Puerto Rican chefs came to Colorado after disaster. Now, they're living their dream of sharing Boricua cuisine

For nearly a decade, they worked at the Cuba Bakery and Havana Bakery owned by Orlando Colombe.

“Cuban and Puerto Rican food is very similar," Rivera said. “We use the same ingredients. We do a lot of rice, we do a lot of beans, then we eat a lot of pork.”

But Rivera said he and his wife were “very hungry” to share the dishes they grew up with.

That's why they bought the Havana Bakery and converted it into Isla Verde about a year and a half ago.
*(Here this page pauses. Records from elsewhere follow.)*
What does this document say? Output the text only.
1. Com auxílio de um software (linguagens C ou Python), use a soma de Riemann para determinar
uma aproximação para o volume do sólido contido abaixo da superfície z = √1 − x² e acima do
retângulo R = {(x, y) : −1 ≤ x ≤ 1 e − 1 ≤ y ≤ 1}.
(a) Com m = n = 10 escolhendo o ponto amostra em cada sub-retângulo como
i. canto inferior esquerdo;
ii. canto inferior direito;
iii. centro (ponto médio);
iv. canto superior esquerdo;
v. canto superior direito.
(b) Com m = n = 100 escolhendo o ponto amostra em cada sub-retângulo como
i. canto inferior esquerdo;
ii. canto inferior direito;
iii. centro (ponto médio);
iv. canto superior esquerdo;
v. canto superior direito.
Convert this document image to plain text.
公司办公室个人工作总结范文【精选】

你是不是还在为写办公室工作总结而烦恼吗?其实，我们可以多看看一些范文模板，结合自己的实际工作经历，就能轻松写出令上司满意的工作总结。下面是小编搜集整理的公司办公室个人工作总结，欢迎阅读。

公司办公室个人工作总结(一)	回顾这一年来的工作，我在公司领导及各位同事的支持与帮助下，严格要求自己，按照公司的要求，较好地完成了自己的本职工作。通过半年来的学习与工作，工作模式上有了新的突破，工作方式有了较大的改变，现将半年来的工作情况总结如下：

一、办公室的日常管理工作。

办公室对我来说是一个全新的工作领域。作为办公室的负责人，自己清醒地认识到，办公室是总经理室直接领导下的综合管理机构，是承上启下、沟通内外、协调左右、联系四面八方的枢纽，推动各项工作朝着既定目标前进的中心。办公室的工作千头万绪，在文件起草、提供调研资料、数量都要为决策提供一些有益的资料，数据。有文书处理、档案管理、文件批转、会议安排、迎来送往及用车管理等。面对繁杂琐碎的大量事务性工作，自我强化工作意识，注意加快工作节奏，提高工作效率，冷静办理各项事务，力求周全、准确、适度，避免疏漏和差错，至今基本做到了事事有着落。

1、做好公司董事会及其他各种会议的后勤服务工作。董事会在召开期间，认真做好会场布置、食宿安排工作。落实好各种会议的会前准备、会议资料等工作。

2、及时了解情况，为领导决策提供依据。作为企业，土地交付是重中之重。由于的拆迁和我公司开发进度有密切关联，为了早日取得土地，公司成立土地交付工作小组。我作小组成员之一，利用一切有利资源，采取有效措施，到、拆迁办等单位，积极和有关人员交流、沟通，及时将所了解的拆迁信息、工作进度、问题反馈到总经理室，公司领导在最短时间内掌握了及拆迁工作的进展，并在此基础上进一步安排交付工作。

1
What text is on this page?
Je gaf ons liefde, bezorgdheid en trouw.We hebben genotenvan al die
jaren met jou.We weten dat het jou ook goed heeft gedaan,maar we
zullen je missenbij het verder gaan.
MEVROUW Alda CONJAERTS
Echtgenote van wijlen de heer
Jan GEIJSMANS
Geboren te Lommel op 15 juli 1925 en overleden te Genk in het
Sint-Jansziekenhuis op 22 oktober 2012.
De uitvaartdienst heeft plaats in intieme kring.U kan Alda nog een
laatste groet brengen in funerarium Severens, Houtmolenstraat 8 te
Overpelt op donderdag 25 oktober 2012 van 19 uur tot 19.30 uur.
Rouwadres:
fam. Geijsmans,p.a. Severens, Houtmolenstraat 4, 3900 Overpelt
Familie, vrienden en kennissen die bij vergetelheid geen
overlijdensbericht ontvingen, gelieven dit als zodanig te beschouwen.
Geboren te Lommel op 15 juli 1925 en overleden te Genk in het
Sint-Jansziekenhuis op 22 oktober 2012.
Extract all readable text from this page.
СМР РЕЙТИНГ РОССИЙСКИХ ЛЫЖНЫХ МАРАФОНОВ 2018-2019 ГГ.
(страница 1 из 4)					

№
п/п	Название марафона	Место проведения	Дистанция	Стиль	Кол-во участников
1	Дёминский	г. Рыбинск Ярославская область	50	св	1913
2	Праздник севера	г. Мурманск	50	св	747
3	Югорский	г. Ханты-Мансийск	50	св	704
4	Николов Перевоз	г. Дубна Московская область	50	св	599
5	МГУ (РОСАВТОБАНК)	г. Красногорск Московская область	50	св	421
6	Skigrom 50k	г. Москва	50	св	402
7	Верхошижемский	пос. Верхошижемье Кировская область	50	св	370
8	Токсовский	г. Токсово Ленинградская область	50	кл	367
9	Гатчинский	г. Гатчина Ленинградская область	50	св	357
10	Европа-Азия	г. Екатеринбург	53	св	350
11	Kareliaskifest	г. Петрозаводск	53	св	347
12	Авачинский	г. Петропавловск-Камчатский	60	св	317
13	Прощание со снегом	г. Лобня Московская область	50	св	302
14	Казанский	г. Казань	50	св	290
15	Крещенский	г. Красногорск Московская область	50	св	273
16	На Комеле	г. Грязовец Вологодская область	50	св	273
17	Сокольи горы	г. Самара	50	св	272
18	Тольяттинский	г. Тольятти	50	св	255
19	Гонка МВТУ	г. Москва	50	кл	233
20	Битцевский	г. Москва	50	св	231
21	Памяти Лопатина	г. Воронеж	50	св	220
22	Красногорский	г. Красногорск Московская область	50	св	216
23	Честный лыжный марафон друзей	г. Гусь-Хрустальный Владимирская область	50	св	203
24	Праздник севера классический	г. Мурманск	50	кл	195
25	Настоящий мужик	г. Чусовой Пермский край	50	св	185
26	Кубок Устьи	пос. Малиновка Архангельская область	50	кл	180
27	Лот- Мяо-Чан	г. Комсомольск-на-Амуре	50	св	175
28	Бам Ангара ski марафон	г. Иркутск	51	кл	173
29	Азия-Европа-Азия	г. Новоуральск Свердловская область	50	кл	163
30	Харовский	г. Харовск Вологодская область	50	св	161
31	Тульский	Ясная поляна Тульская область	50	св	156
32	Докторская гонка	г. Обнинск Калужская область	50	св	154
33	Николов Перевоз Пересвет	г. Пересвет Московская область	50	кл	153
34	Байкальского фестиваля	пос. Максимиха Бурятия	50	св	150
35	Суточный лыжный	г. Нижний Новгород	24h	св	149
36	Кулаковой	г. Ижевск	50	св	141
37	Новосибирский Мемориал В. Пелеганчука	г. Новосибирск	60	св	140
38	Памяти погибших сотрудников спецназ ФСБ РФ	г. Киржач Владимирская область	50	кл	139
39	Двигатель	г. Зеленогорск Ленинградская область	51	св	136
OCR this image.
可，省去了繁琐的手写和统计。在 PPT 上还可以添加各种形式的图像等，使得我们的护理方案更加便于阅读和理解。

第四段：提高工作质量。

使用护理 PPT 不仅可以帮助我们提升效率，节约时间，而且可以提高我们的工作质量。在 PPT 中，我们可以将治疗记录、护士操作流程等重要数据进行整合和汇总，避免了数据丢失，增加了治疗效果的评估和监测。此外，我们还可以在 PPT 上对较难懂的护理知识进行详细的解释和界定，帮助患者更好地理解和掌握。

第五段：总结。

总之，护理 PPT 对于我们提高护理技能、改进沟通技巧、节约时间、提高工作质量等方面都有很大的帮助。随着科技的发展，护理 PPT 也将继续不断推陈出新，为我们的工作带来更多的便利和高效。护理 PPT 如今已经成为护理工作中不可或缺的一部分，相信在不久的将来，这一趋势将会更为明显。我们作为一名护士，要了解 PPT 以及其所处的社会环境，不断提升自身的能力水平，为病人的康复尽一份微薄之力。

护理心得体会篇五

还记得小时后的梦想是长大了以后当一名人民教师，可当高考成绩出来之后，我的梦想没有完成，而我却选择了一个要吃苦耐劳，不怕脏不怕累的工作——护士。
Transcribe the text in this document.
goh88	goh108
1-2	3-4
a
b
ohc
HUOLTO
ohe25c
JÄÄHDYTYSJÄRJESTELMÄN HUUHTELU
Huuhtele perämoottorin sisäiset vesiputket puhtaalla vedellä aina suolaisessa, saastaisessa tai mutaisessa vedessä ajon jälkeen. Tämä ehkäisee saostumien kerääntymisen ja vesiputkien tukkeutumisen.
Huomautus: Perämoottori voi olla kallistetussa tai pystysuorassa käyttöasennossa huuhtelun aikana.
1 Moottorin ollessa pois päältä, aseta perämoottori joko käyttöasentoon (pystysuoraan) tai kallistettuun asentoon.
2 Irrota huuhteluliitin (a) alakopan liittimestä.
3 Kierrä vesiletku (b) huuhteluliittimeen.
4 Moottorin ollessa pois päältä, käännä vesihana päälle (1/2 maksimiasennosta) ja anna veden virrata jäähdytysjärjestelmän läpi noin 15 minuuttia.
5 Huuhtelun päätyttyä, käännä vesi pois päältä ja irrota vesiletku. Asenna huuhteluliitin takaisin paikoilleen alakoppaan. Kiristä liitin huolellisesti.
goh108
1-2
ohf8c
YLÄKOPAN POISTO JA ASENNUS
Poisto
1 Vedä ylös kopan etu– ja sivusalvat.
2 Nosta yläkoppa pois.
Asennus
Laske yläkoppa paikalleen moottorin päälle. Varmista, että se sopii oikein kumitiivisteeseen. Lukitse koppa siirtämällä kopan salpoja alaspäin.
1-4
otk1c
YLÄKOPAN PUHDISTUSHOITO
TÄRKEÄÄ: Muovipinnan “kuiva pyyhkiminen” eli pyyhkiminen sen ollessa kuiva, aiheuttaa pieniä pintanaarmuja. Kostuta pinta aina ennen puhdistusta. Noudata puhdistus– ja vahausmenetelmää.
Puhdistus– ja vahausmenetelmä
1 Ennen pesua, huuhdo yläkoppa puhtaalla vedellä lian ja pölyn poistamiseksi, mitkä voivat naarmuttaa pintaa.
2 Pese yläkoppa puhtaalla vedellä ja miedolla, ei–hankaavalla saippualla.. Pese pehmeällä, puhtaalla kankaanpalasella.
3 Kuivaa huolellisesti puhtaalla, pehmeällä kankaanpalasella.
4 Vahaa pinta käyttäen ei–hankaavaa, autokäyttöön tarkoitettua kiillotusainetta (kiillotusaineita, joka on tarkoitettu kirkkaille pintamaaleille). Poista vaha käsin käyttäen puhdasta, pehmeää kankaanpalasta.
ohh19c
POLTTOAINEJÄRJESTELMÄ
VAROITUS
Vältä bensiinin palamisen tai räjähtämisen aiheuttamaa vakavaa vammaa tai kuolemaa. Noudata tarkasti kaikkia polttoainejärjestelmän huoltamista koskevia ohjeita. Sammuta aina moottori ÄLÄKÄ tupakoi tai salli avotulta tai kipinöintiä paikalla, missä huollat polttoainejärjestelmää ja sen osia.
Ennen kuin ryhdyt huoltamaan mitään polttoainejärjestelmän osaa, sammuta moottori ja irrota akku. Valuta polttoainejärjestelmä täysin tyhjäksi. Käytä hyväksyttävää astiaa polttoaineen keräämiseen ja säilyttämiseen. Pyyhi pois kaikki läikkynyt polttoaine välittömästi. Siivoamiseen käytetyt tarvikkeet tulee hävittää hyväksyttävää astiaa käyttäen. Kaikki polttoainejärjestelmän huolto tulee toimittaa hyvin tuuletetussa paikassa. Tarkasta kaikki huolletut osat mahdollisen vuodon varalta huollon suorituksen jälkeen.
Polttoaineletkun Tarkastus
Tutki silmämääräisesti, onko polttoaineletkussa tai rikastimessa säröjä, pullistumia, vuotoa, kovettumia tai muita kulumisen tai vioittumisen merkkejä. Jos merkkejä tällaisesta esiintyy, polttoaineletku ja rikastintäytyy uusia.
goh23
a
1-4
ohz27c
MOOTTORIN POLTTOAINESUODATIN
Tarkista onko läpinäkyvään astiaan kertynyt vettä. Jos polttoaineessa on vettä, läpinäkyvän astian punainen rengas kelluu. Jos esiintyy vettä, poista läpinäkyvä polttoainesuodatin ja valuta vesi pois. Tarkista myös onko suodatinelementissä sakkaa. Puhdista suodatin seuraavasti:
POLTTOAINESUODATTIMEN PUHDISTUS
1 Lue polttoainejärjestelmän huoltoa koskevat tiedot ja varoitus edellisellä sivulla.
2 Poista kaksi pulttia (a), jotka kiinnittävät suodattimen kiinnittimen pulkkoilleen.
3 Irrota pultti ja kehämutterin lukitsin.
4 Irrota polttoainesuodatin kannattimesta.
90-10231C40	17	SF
Now, their pastry case is filled with Puerto Rican quesillos and alcapurrias – pastries filled with cream cheese and fried plantains stuffed with meat – alongside Cuban pastelitos and empanadas.

pilon isla verde
Chef Jose Rivera inhereted this traditional mortar and pestle from his grandmother. Now it has a place of honor in his Parker restaurant.

Atop the case sits a pilón: a mortar and pestle key to Puerto Rican cooking. This one is more than 70 years old and belonged to Rivera’s grandmother. It’s a symbol of where his family comes from – and a tool he uses every day in the kitchen.

The pilón is how Rivera makes his signature dish mofongo: fried plantains mashed with garlic and filled with meat.

While their menu includes dishes from across the Caribbean, Reyes said it makes her happy to offer Puerto Rican classics customers can’t find elsewhere. At Christmastime she serves pasteles, a labor of love that encases pork in a mixture of mashed plantains and wraps it all in a banana leaf. Reyes said customers love the nostalgic dish so much they’ve asked her to make it year-round. Now, she takes custom orders with a two-week lead time.

Reyes also serves up desserts like flan and banana bread with ice cream.

"I bring my own recipe,” she said. “So, people love it.”

So far, the chefs said they’ve had customers looking for nostalgic flavors of Puerto Rico, Cuba and the Dominican Republic – along with people trying the cuisine for the first time.

"There's an option for everybody, for everybody, no matter where they come from,” Rivera said. “The most beautiful thing is that they are accepting us.”